TagVet: Vetting Malware Tags using Explainable Machine Learning

2021

Download

Conference / Journal

Authors

Christian Wressnegger Konrad Rieck Alexander Warnecke Lukas Pirch

Research Hub

Research Hub C: Sichere Systeme

Research Challenges

RC 9: Intelligent Security Systems

Abstract

When managing large malware collections, it is common practice to use short tags for grouping and organizing samples. For example, collected malware is often tagged according to its origin, family, functionality, or clustering. While these simple tags are essential for keeping abreast of the rapid malware development, they can become disconnected from the actual behavior of the samples and, in the worst case, mislead the analyst.

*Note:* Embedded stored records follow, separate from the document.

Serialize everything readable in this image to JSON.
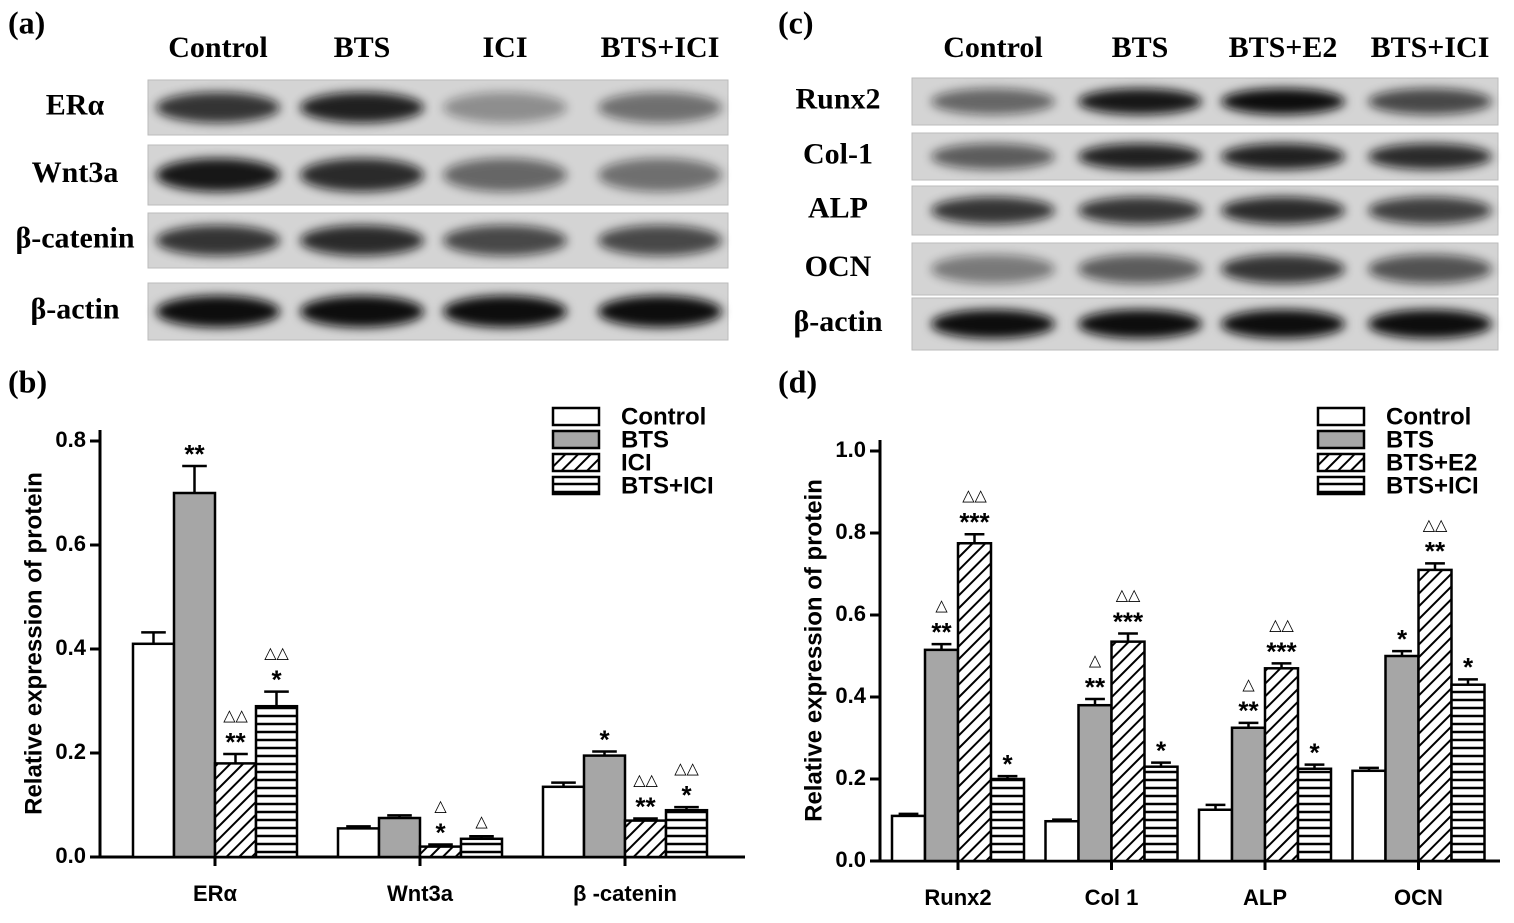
{
  "blot_a": {
    "panel_label": "(a)",
    "lanes": [
      "Control",
      "BTS",
      "ICI",
      "BTS+ICI"
    ],
    "rows": [
      "ERα",
      "Wnt3a",
      "β-catenin",
      "β-actin"
    ]
  },
  "blot_c": {
    "panel_label": "(c)",
    "lanes": [
      "Control",
      "BTS",
      "BTS+E2",
      "BTS+ICI"
    ],
    "rows": [
      "Runx2",
      "Col-1",
      "ALP",
      "OCN",
      "β-actin"
    ]
  },
  "chart_data": [
    {
      "type": "bar",
      "panel_label": "(b)",
      "y_label": "Relative expression of protein",
      "categories": [
        "ERα",
        "Wnt3a",
        "β -catenin"
      ],
      "ylim": [
        0,
        0.8
      ],
      "yticks": [
        {
          "value": 0,
          "label": "0.0"
        },
        0.2,
        0.4,
        0.6,
        0.8
      ],
      "legend": "top-right",
      "series": [
        {
          "name": "Control",
          "color": "#ffffff",
          "pattern": "solid",
          "values": [
            0.41,
            0.055,
            0.135
          ],
          "errors": [
            0.022,
            0.004,
            0.008
          ],
          "sig": [
            null,
            null,
            null
          ],
          "tri": [
            null,
            null,
            null
          ]
        },
        {
          "name": "BTS",
          "color": "#a6a6a6",
          "pattern": "solid",
          "values": [
            0.7,
            0.075,
            0.195
          ],
          "errors": [
            0.052,
            0.005,
            0.008
          ],
          "sig": [
            "**",
            null,
            "*"
          ],
          "tri": [
            null,
            null,
            null
          ]
        },
        {
          "name": "ICI",
          "color": "#ffffff",
          "pattern": "diagonal",
          "values": [
            0.18,
            0.02,
            0.07
          ],
          "errors": [
            0.018,
            0.004,
            0.004
          ],
          "sig": [
            "**",
            "*",
            "**"
          ],
          "tri": [
            "△△",
            "△",
            "△△"
          ]
        },
        {
          "name": "BTS+ICI",
          "color": "#ffffff",
          "pattern": "horizontal",
          "values": [
            0.29,
            0.035,
            0.09
          ],
          "errors": [
            0.028,
            0.005,
            0.006
          ],
          "sig": [
            "*",
            null,
            "*"
          ],
          "tri": [
            "△△",
            "△",
            "△△"
          ]
        }
      ]
    },
    {
      "type": "bar",
      "panel_label": "(d)",
      "y_label": "Relative expression of protein",
      "categories": [
        "Runx2",
        "Col 1",
        "ALP",
        "OCN"
      ],
      "ylim": [
        0,
        1.0
      ],
      "yticks": [
        {
          "value": 0,
          "label": "0.0"
        },
        0.2,
        0.4,
        0.6,
        0.8,
        {
          "value": 1,
          "label": "1.0"
        }
      ],
      "legend": "top-right",
      "series": [
        {
          "name": "Control",
          "color": "#ffffff",
          "pattern": "solid",
          "values": [
            0.11,
            0.097,
            0.125,
            0.22
          ],
          "errors": [
            0.005,
            0.004,
            0.012,
            0.007
          ],
          "sig": [
            null,
            null,
            null,
            null
          ],
          "tri": [
            null,
            null,
            null,
            null
          ]
        },
        {
          "name": "BTS",
          "color": "#a6a6a6",
          "pattern": "solid",
          "values": [
            0.515,
            0.38,
            0.325,
            0.5
          ],
          "errors": [
            0.014,
            0.015,
            0.012,
            0.012
          ],
          "sig": [
            "**",
            "**",
            "**",
            "*"
          ],
          "tri": [
            "△",
            "△",
            "△",
            null
          ]
        },
        {
          "name": "BTS+E2",
          "color": "#ffffff",
          "pattern": "diagonal",
          "values": [
            0.775,
            0.535,
            0.47,
            0.71
          ],
          "errors": [
            0.022,
            0.02,
            0.012,
            0.016
          ],
          "sig": [
            "***",
            "***",
            "***",
            "**"
          ],
          "tri": [
            "△△",
            "△△",
            "△△",
            "△△"
          ]
        },
        {
          "name": "BTS+ICI",
          "color": "#ffffff",
          "pattern": "horizontal",
          "values": [
            0.2,
            0.23,
            0.225,
            0.43
          ],
          "errors": [
            0.007,
            0.01,
            0.01,
            0.013
          ],
          "sig": [
            "*",
            "*",
            "*",
            "*"
          ],
          "tri": [
            null,
            null,
            null,
            null
          ]
        }
      ]
    }
  ]
}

In particular, if tags are automatically assigned, it is often unclear whether they indeed align with the malware functionality. In this paper, we propose a method for vetting tags in malware collections. Our method builds on recent techniques of explainable machine learning, which enable us to automatically link tags to behavioral patterns observed during dynamic analysis. To this end, we train a neural network to classify different tags and trace back its decision to individual system calls and arguments. We empirically evaluate our method on tags for malware functionality, families, and clusterings. Our results demonstrate the utility of this approach and pinpoint interesting relations of malware tags in practice.